There are some limitations to this study. Firstly, the expected sample size was not reached during the study period. The study was limited to a four-week timeframe, which may have constrained the sample size. This duration was chosen to capture a representative snapshot of patients while minimising duplicate recruitment and participant fatigue. It also reduced the resource burden on staff assisting with data collection, meaning that extending the time period to increase sample size was not appropriate. Despite this, the number of respondents was similar to that seen across the current literature [16]. While PA levels and barriers are similar to what is seen in international research, the limited sample size may impact the generalisability of the research. Secondly, due to the research aims, survey design, and sample size, analysis was limited, and further research is required to understand the relationships between PA levels, barriers, and education sources. Thirdly, all responses were collected from self-reported responses, which could possibly contain bias from recall and health literacy and bias in who chose to be involved. Whilst the GSLTQ is validated in cancer populations, research found that 81% of studies use a modified version for people in oncology research [30]. The most common method of modifying the GSLTQ is to collect the average duration of the activity [30], which was performed within this study. This variation may add recall burden to the respondent [30]. A major limitation of this study is the considerable heterogeneity introduced by its broad inclusion criteria encompassing any cancer type, stage, and all chemotherapy regimens, as there are substantial differences in exercise behaviours, determinants, and treatment toxicities across these variables; however, this diversity also serves as a strength, reflecting the real-world complexity of patients presenting to healthcare settings and underscoring the need for interventions that are effective and adaptable across a wide spectrum of clinical scenarios.

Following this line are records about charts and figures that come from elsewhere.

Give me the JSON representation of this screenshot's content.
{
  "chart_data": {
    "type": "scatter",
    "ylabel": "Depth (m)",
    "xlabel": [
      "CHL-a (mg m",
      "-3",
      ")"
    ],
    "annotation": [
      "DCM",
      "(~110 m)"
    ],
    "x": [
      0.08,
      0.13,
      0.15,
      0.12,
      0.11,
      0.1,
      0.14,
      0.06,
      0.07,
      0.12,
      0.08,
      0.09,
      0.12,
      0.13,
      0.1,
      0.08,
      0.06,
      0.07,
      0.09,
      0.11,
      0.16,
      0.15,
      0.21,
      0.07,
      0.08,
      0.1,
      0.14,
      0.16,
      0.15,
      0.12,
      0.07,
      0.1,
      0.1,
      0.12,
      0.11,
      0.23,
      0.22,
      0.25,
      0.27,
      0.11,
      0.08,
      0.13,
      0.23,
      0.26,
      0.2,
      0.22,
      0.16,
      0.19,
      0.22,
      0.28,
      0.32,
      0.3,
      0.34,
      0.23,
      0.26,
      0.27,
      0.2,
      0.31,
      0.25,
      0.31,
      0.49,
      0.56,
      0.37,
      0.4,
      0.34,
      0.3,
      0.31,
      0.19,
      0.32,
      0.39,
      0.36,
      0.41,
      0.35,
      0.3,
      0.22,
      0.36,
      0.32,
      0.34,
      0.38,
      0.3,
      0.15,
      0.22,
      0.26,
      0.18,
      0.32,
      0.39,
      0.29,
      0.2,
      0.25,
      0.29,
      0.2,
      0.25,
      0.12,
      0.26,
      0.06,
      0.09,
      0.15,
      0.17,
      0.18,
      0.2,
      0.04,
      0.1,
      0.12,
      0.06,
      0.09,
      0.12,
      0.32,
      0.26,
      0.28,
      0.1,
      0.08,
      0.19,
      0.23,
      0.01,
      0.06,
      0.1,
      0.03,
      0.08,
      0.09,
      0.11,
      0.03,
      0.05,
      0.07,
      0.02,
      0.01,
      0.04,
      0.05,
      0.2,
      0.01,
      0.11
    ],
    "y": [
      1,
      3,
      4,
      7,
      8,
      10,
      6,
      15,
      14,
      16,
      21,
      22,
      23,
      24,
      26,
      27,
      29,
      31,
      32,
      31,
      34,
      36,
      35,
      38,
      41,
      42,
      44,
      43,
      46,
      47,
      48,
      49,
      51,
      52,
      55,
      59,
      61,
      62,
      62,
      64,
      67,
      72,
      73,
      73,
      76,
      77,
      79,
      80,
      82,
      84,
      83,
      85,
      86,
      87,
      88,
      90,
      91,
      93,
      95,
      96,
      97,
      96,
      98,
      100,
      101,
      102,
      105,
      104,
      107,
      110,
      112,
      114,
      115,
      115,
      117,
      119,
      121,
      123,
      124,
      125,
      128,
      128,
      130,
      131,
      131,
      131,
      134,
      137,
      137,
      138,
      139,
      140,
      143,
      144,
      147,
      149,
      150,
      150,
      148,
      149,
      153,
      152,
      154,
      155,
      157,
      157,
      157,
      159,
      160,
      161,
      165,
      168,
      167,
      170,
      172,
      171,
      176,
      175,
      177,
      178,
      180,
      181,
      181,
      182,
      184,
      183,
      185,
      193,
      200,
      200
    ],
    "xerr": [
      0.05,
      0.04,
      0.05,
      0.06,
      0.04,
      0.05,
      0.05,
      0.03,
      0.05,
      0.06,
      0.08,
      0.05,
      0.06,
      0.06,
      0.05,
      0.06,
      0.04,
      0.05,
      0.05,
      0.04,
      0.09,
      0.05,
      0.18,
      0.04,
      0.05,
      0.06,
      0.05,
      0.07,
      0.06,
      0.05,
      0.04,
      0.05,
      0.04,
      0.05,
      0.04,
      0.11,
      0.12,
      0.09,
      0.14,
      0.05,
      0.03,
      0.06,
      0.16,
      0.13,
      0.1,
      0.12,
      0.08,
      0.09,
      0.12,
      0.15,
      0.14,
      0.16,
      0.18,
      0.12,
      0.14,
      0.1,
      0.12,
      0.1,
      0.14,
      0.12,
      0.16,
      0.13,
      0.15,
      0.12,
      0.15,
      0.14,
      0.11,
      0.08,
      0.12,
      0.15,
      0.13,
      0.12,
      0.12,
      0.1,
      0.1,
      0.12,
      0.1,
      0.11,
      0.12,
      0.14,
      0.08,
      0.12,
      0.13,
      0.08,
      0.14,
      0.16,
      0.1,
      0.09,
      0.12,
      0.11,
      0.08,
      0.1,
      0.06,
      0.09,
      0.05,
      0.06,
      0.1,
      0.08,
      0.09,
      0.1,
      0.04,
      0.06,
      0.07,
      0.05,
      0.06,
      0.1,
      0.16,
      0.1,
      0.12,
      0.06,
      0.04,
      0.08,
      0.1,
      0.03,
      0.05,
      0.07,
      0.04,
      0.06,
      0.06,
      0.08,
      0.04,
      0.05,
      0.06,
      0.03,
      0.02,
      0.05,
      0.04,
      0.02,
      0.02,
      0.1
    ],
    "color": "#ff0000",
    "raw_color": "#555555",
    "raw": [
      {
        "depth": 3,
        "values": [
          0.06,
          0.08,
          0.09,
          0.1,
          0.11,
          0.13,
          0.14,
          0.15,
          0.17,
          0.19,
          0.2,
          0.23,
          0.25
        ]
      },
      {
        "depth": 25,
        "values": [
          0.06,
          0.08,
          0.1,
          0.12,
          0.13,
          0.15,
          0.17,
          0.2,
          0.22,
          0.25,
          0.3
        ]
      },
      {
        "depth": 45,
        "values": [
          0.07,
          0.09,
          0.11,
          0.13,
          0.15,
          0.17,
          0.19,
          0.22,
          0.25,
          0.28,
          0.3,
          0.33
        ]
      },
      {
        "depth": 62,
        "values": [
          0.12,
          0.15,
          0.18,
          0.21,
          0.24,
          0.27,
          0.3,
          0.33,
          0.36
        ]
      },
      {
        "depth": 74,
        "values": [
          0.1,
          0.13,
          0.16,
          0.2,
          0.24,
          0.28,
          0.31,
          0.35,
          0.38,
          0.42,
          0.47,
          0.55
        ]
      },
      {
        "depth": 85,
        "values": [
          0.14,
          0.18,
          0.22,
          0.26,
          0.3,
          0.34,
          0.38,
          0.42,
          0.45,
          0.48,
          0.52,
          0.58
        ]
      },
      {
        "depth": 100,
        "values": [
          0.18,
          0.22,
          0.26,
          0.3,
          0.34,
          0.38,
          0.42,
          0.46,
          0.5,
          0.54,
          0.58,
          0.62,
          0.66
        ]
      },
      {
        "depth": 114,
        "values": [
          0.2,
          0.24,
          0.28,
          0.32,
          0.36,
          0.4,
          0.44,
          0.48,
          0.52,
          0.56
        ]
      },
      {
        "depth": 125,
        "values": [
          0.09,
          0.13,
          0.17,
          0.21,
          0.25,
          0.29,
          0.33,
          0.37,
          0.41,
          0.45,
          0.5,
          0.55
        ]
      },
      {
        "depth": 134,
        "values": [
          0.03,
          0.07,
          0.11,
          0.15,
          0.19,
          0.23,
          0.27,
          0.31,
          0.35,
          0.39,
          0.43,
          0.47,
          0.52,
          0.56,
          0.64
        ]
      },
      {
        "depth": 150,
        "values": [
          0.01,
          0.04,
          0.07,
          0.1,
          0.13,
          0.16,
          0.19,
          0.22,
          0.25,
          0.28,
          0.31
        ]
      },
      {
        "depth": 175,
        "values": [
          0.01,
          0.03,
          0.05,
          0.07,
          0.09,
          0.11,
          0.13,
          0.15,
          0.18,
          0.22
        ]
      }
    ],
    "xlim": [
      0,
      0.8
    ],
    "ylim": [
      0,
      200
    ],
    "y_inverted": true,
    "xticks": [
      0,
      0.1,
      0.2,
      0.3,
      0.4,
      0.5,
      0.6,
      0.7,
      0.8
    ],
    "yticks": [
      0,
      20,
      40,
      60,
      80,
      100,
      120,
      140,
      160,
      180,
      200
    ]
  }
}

This study identifies several directions for future research. Understanding barriers and facilitators to PA in this population will help tailor effective services. Input from staff, carers, and patients is vital to adapt support to their needs. Future studies should explore the optimal timing, content, delivery, and format of PA education during chemotherapy. Further investigation is needed on how education from AEPs and barriers like time and strength influence participation in MVPA and resistance exercise. Clarifying the factors linking PA, education, and barriers will guide the development of services that maximise PA for people undergoing chemotherapy. Finally, studies with larger sample sizes that aim to identify changes in PA ranging from pre-diagnosis and pre-chemotherapy to post-treatment would be beneficial to gaining a full understanding of the impact that chemotherapy has on PA levels.

5. Conclusions

This study reveals a critical gap in PA levels among individuals undergoing chemotherapy in Australia, with a substantial proportion of people engaging in no MVPA or resistance exercise. Alarmingly, nearly one-third of participants in this study reportedly received no PA education during their treatment. This highlights the need for improved services to promote PA and integrate exercise specialists such as AEPs into standard cancer care. All individuals undergoing chemotherapy can benefit from being physically active, and it is essential that they are offered this opportunity. Consistent and reliable individualised PA support is crucial for empowering patients to engage in safe and effective PA during their treatment, ultimately improving their quality of life and overall health outcomes.